Recall that we are concerned with argument forms, which we represent by using the formulae of an invented formal language in place of actual sentences. Where X is a set of formulae and A is a single formula, we call the pair X : A a sequent, and write
X ⊢ A 
In order to reduce clutter, we use a comma rather than '∪' to symbolise set union, and omit the curly braces from set notation wherever possible. Thus we write
X, Y, A ⊢ B 
X ∪ Y ∪ {A} ⊢ B 
Before going into any detail of the formal language or its logic, we may note some important features of any relation of logical consequence defined over any language whatsoever.
 Reflexivity:

X ⊢ A
if A is a member of X. In
particular, A ⊢
A.
This is simple enough: if A is in the database X then the query A succeeds without requiring any inference steps. There is no way for everything in X to be true without A being true if A happens to be one of the things in X.Example Socrates is a footballer;
Therefore Socrates is a footballer.  Monotonicity:
 If X
⊢ A then for any bigger
set Y of which X is a subset,
Y ⊢
A.
This means that whatever follows from just some of the assumptions or data follows from the set, or in other words that adding more information cannot destroy any inferences.Example Socrates is a footballer;
Aristotle is a postman;
All footballers are bipeds;
Canberra is bigger than Goulburn;
Therefore Socrates is a biped.  Transitivity:
 If X
⊢ A and Y,
A ⊢ B then
X, Y ⊢
B.
This is a familiar idea: if you can derive some lemmas from the axioms of a theory, and then derive a theorem from the lemmas, you can chain the arguments together to obtain a derivation of the theorem from the axioms. This important principle is often called "cut" in the literature of proof theory, because it allows the formula A to be snipped out of the two sequents when they are combined.Example The argument "Socrates is a footballer; all footballers are bipeds; so Socrates is a biped" is valid. The argument "Socrates is a biped; no goat are bipeds; so Socrates is not a goat" is also valid. Putting these two together, we arrive at the valid argument: "Socrates is a footballer; all footballers are bipeds; no goats are bipeds; therefore Socrates is not a goat."

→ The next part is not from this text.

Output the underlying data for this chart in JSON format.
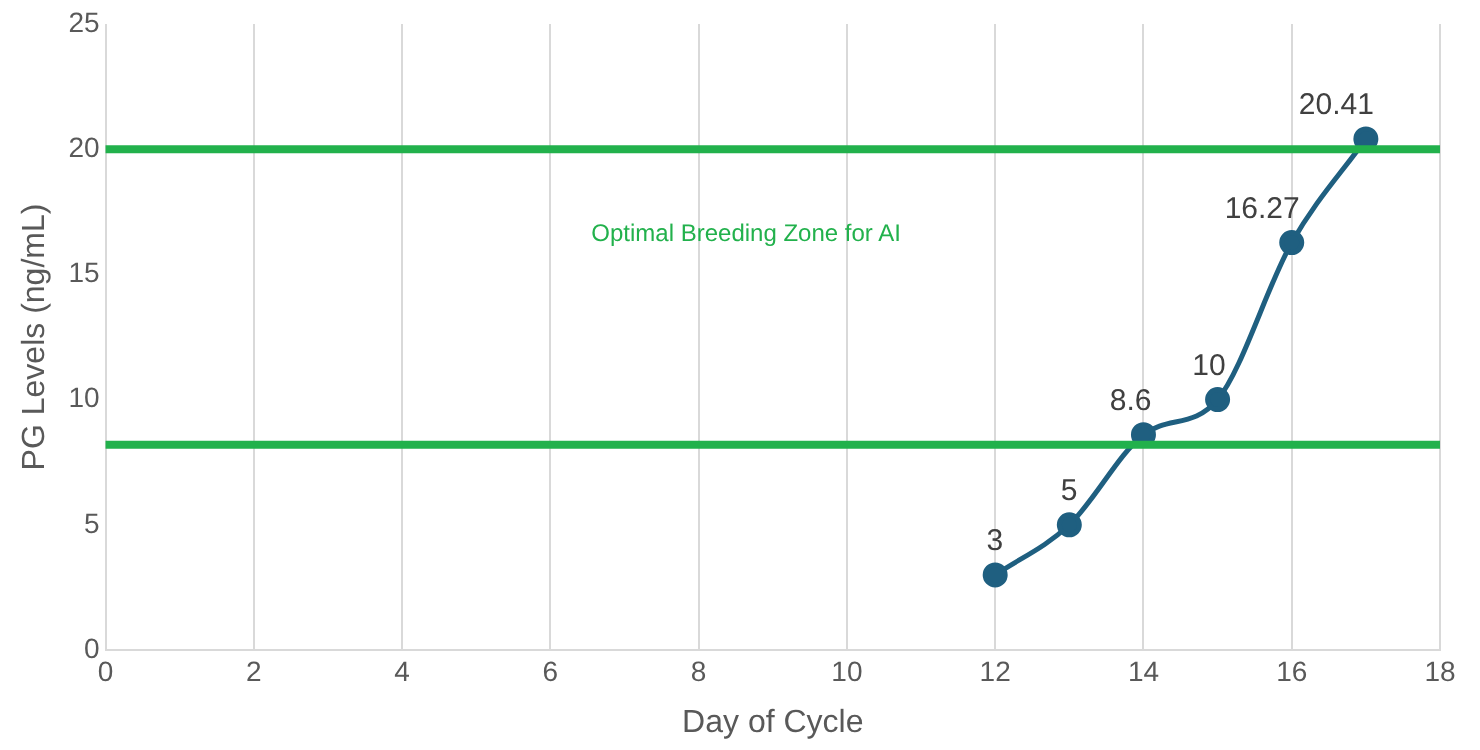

Any relation satisfying the above three principles (reflexivity, monotonicity and transitivity) is called a consequence relation. Of course, some relations may just happen to be consequence relations in this technical sense without having much to do with reasoning  simply because they satisfy the three conditions. For example, suppose X is a set of people and A is a person. We might say that X is "ancestrally relevant" to A (I just made this up) to mean that either A or some descendent of A is in X. Then the relation of being ancestrally relevant is a consequence relation. Check the three conditions if you don't believe it.
The abstract definition of consequence, then is only a small step towards an adequate theory of logic. It is important, though, as it sets out some minimal conditions that such a theory should meet. With that as a basis, we may now proceed to flesh out the account in stages.


^{1} The splendid phrase 'zero or more' is used only by logicians. Having taken this course, you can use it too.